Antarctic flora are a distinct community of vascular plants which evolved millions of years ago on the supercontinent of Gondwana.
Joseph Dalton Hooker (1817 – 1911) was the first to notice similarities in the flora and speculated that Antarctica had served as either a source or a transitional point, and that land masses now separated might formerly have been adjacent.
Antarctica was also part of the ancient supercontinent of Gondwana, which gradually broke up by plate tectonics starting 110 million years ago.
South America, Madagascar, Africa, India, Australia, New Zealand, and Antarctica were all part of the supercontinent Gondwana, which started to break up in the early Cretaceous period (145–66 million years ago).
Africa and India drifted north into the tropical latitudes, became hotter and drier, and ultimately connected with the Eurasian continent.
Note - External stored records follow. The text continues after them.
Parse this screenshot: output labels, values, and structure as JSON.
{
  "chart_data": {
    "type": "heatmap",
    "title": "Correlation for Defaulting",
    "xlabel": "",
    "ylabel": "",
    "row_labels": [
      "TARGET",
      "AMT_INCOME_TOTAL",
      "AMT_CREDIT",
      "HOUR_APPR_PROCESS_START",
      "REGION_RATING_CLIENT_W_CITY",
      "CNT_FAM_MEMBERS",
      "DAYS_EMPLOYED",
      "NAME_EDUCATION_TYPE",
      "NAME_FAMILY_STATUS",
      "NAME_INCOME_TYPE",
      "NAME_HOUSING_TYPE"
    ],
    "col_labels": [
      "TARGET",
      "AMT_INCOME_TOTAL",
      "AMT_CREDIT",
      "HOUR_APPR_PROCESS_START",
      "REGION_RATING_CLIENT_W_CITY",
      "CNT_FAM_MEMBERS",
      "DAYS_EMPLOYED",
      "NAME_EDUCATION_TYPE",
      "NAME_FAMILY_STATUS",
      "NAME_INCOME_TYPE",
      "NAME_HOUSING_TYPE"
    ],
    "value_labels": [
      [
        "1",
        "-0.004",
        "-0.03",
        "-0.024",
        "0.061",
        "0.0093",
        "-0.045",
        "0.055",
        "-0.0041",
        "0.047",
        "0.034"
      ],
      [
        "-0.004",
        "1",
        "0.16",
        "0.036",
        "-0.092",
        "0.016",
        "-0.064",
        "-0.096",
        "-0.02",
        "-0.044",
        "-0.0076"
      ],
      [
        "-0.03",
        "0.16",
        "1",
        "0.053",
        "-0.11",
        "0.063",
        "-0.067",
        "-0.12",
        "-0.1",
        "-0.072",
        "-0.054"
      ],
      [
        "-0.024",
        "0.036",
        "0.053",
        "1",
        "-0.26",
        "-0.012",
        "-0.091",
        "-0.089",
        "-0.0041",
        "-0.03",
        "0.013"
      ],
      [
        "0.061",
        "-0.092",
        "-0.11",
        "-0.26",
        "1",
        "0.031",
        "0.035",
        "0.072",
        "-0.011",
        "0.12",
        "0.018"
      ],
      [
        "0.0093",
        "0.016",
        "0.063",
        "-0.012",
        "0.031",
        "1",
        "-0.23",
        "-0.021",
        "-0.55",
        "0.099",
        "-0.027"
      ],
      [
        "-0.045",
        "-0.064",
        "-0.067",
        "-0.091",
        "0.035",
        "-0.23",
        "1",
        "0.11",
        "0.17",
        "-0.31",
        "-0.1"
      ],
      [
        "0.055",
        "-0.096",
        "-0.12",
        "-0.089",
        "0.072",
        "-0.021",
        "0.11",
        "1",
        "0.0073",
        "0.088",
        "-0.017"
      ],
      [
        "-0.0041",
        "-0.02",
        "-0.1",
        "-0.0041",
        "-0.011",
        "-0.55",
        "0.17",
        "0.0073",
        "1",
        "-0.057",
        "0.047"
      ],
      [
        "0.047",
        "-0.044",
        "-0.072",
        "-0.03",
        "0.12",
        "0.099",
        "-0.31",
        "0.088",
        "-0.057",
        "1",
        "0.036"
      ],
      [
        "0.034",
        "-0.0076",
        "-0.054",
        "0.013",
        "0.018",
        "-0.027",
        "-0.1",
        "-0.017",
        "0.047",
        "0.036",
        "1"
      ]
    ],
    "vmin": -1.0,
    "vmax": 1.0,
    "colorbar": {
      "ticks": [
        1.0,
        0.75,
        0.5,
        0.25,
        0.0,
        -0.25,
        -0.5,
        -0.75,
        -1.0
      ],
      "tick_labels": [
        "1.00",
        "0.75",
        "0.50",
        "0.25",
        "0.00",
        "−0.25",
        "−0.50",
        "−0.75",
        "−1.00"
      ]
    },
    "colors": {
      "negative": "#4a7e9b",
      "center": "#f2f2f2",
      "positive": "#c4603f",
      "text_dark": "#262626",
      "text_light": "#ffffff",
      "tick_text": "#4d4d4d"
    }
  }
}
Investigations of Upper Cretaceous and Early Tertiary sediments of Antarctica yield a rich assemblage of well-preserved fossil dicotyledonous angiosperm wood which provides evidence for the existence, since the Late Cretaceous, of temperate forests similar in composition to those found in present-day southern South America, New Zealand and Australia.
[4] A fossil water lily, Notonuphar (similar to Nuphar in the extant family Nympheaceae), was described from Eocene-aged sediments on Seymour Island in 2017.